In conclusion, to promote healthy ageing for all, we need systems that are preventive, place-sensitive, and inclusive. Services must be tailored—especially for those most often left behind: older women, rural communities, and LGBTI+ people. An inclusive ageing strategy is not just a health priority—it’s a justice issue.
Thank you
Second panel
Thank you, Chair, for giving me the floor.
My name is Kaisha Atakhanova, from ARGO, speaking on behalf of ECE-RCEM.
As we focus on building resilient and inclusive health systems, we’ d like to highlight three critical areas that are central to this work: responsive primary care, empowered communities, and digital inclusion.
1. Strengthening Primary Healthcare and Workforce Flexibility - add evidence based solutions, mention disasters and wars
Resilient health systems begin with strong, adaptable primary care, but in many rural, remote, and crisis-affected areas, there is a clear mismatch between available healthcare workers and community needs. This is especially evident, for example, in regions impacted by conflict, displacement, or climate-related disasters like floods or droughts, where fragile systems are quickly overwhelmed.
Evidence-based solutions include mobile and rotating care models, which bring healthcare professionals to underserved areas and ensure continuity of care where permanent services are not viable. Additionally, task-shifting to trained community health workers has improved access and outcomes in some countries, for example, in maternal and child health. Tailoring primary care to local contexts, and training providers for evolving needs, is essential for building long-term resilience.

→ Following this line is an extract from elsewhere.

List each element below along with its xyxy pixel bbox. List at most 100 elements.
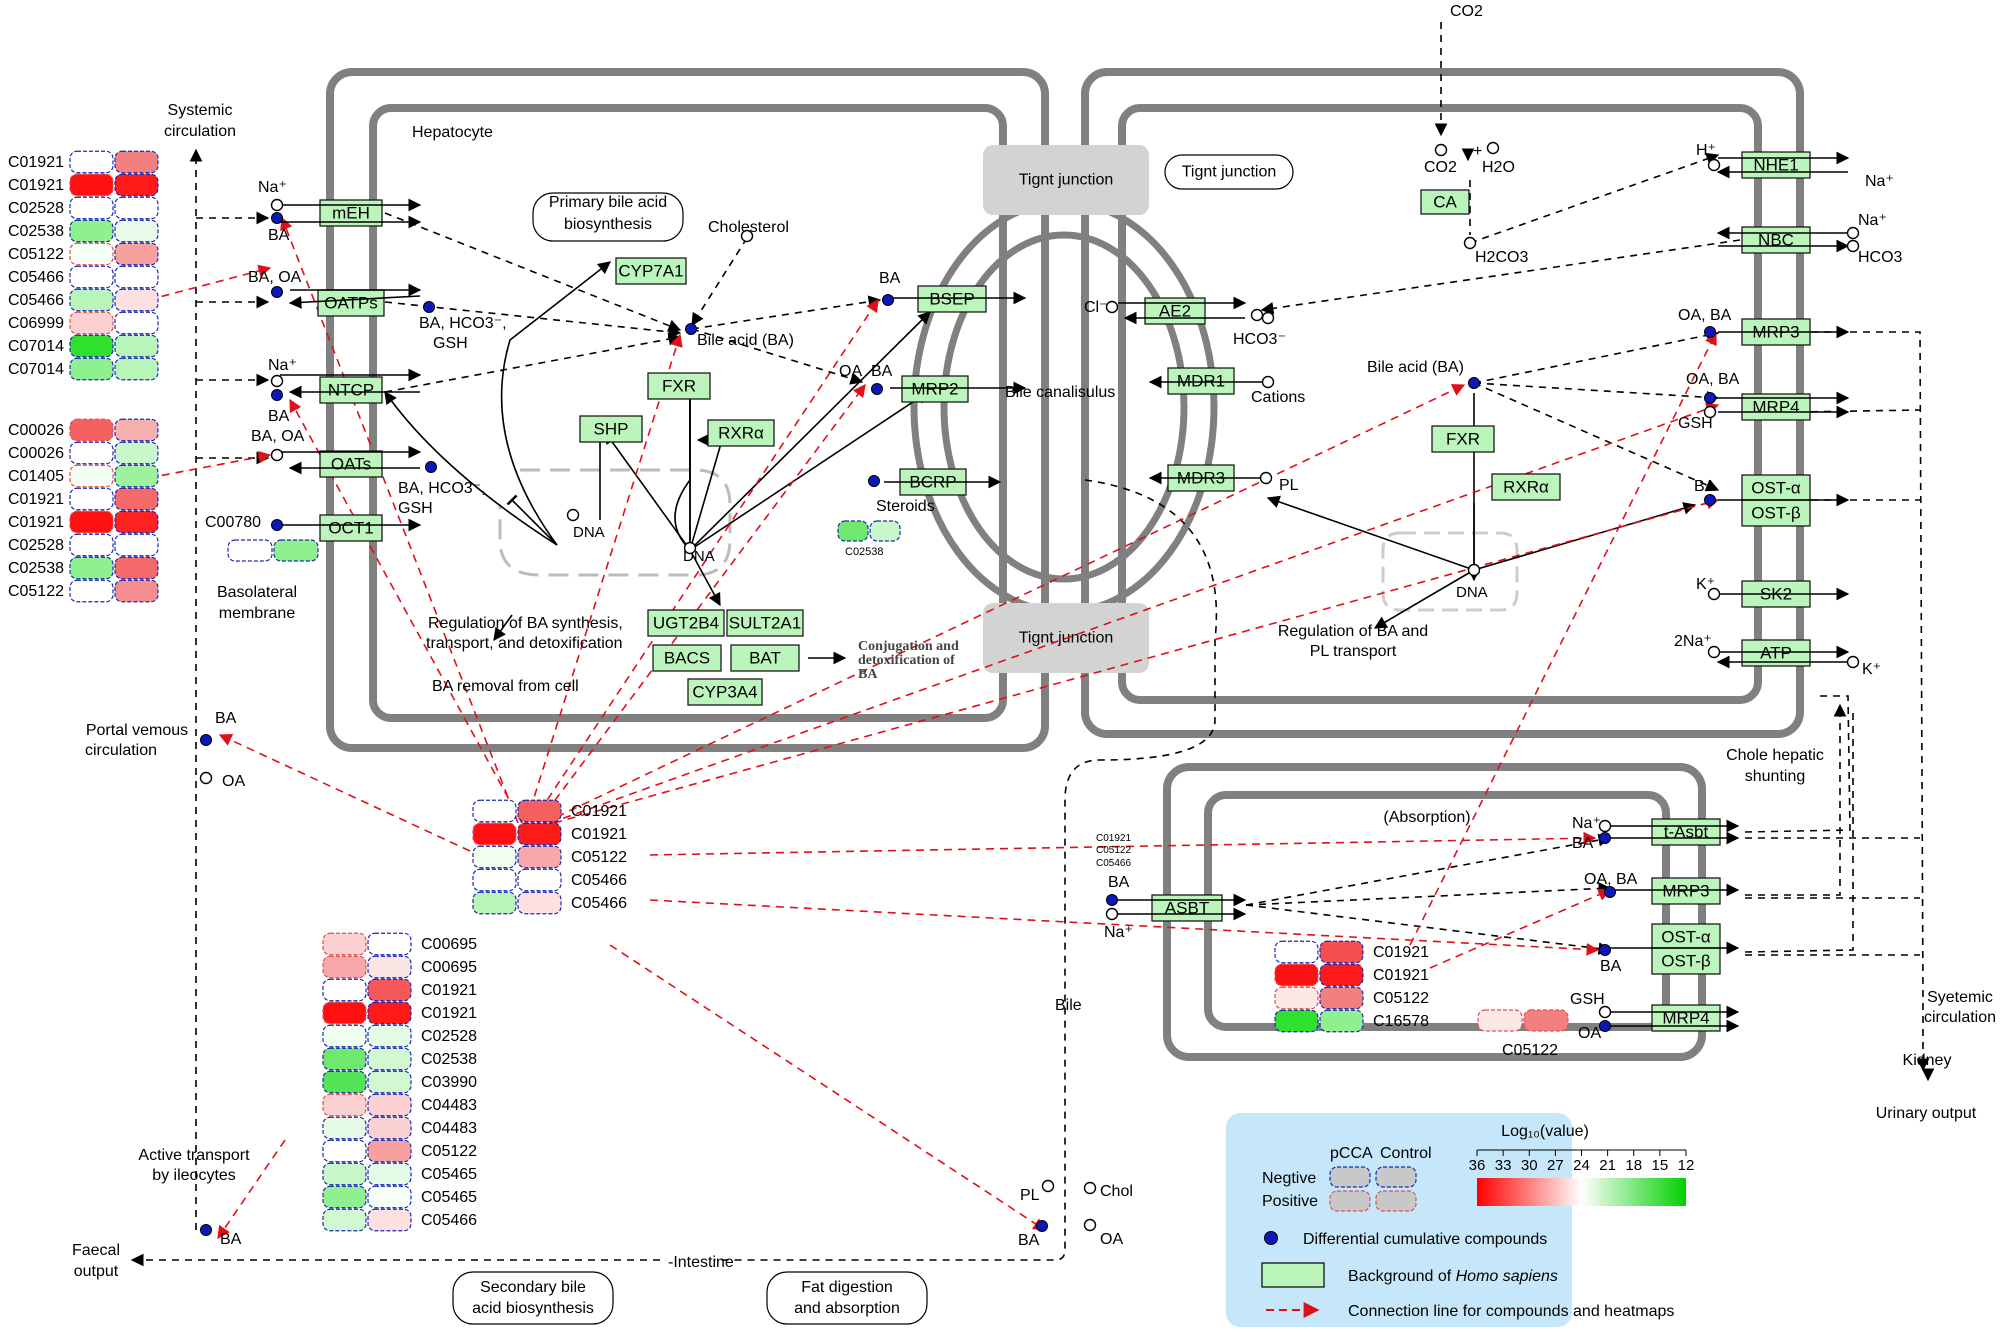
heatmap-cell-neg xyxy=(69,173,114,197)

2. Recognizing Community Power: Volunteerism & Civil Society
The second pillar is the power of community-based care. Volunteer networks of various groups are already providing crucial support, particularly in areas with little or no formal infrastructure. These groups are often trusted and uniquely placed to reach those who are otherwise excluded.
However, they are often chronically underfunded and underrecognized. If we are serious about inclusion, we must ensure proper support for civil society—not as a side note, but as a strategic partner in care delivery. Collaborative models, where healthcare professionals and community actors work together, are not only more inclusive but also more cost-effective and sustainable.
3. Technology and Cross-Sector Collaboration
Finally, digital health solutions hold enormous promise—but must be implemented equitably. Telemedicine and mobile health tools can bring specialized care to underserved communities, but digital inclusion requires more than just tools—it requires investment in internet infrastructure and digital literacy, especially for older adults and rural communities.
We must also see healthcare as part of a broader ecosystem. This includes education, technology, telecommunications, and media. These sectors are essential in expanding health literacy and combating misinformation. For example, partnerships between countries like Japan and Kazakhstan, who share experience with radiation-related health impacts, show how international knowledge-sharing can strengthen localized responses.
In conclusion, to build resilient health systems, it is essential:
Customize primary care to regional realities,
Empower communities and civil society with funding and inclusion,
And invest in technology and literacy in its use
Resilience isn’t only about systems—it’s about people. And, together and in partnership, we must build systems that work for all people.